A review of Resident 3’s GACH 1’s Orthopedic Surgery Consultation Note dated 10/21/2021, indicated Resident 3 benefitted from surgical fixation of the left hip fracture but she had a change in condition. Resident 3 had significantly worsening difficulty breathing and required continuous face mask with high flow oxygen.
On 10/22/2021 at 11 a.m., during an interview, the Administrator (ADM) stated someone should have been with the resident in the Activity Room.
A review of Resident 3’s GACH 1’s Neurology Consult dated 10/25/2021, indicated the resident was transferred to the Intensive Care Unit (ICU -a designated area of a hospital that is dedicated to the care of patients who are seriously ill) due to cardiac arrest (unexpected loss of heart function). Resident 3 was intubated (a flexible plastic tube into the windpipe to maintain an open airway) and sedated. Neurology was consulted for seizure-like activity (burst of uncontrolled electrical activity between brain cells that causes temporary abnormalities in muscle tone or movements [stiffness, twitching or limpness], behaviors, sensations, or states of awareness) with irregular movement of upper body, lasting a couple of seconds. No history of seizures.
A review of the facility’s policy and procedures titled, “Falls and Fall Risk Managing,” revised March 2018, indicated the staff will identify interventions related to the resident’s specific risks and try to prevent the resident from falling and try to minimize complications from falling. The staff with the input of attending physician, will implement a resident-centered fall prevention plan to reduce the specific risk factors of falls for each resident at risk or with a history of falls.

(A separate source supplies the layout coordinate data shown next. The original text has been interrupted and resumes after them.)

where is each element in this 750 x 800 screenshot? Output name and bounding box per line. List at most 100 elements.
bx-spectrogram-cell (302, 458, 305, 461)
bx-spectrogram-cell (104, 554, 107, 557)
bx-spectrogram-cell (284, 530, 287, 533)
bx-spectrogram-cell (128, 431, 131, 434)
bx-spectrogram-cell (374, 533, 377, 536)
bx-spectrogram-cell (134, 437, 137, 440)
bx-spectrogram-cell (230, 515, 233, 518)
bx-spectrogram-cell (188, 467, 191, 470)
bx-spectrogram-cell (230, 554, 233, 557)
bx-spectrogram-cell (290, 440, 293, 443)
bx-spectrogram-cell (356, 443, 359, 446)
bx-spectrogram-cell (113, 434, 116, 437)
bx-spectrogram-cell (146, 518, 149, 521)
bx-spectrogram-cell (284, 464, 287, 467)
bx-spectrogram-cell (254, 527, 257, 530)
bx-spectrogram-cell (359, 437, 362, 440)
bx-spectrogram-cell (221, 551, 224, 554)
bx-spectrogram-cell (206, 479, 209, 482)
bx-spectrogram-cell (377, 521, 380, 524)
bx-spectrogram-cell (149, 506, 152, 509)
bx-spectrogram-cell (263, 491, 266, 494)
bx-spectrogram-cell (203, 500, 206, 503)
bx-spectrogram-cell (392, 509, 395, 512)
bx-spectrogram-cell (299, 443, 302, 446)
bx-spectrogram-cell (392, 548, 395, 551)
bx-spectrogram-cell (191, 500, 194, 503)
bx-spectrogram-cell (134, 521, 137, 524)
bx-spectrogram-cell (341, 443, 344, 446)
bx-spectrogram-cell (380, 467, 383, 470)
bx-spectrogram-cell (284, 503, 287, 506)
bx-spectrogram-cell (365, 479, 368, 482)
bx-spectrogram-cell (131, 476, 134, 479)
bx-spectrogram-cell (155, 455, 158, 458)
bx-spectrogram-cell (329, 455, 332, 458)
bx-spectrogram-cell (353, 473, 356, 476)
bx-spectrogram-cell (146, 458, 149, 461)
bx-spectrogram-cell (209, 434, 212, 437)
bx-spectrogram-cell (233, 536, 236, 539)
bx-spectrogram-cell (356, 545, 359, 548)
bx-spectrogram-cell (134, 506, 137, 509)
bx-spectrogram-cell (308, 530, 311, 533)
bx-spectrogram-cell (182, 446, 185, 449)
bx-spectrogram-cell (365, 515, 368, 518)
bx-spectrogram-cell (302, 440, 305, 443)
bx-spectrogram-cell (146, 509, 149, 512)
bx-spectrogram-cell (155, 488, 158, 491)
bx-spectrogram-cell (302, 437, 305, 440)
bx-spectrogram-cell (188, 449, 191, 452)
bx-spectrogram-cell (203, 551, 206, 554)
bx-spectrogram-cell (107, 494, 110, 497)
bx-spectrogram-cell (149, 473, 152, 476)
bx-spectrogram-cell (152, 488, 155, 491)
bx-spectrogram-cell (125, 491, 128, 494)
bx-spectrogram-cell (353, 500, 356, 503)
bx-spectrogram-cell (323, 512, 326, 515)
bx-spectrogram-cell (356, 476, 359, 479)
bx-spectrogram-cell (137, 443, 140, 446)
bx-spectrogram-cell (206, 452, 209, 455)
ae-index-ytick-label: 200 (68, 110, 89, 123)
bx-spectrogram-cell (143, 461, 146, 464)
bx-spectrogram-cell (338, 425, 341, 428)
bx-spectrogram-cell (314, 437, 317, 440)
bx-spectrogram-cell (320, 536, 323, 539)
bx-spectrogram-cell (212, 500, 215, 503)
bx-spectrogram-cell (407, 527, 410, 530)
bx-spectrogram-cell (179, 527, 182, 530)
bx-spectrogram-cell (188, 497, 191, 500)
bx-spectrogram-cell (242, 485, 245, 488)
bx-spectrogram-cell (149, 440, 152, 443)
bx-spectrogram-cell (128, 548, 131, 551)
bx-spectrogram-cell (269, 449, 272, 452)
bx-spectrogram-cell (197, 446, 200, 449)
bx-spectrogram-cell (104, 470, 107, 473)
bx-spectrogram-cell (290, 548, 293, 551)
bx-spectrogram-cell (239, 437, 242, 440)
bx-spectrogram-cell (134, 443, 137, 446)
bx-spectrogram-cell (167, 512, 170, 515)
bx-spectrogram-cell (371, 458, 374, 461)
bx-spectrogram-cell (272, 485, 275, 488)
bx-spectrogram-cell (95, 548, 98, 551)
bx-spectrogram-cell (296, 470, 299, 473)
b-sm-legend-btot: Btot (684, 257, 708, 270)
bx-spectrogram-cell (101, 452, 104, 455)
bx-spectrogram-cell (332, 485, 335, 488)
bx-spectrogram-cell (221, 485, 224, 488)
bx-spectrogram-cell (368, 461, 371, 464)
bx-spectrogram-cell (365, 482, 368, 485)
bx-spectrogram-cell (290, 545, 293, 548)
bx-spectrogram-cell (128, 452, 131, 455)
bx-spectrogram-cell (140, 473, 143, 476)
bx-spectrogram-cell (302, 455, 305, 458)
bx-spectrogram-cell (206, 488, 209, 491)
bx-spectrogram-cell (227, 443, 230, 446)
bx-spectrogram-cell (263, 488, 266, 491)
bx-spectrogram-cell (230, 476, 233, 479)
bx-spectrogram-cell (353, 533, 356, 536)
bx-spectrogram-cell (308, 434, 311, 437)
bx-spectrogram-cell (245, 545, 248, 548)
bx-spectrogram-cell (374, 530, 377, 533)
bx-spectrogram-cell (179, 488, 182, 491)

The facility failed to provide an environment free of accident hazards and supervision for Resident 3, who was a high fall risk and had history of falls with fracture (broken bones). On 10/16/2021, at 9 AM, CNA 1 assisted the resident to the activity room, where Resident 3 remained alone, unsupervised.
As a result, at 9:20 a.m., Resident 3 was found lying on her left side near her wheelchair, complaining of moderate pain (6/10, six out of 10 in a pain rating scale from zero to 10, zero indicting no pain and 10 the wort possible pain) to the left hip and thigh. On 10/17/2021, Resident 3 was diagnosed on with a left hip fracture requiring transfer to GACH 1 on 10/18/2021.
The above violations presented either an imminent danger that death or serious harm would result or a substantial probability that death or serious physical harm would result to Resident 3.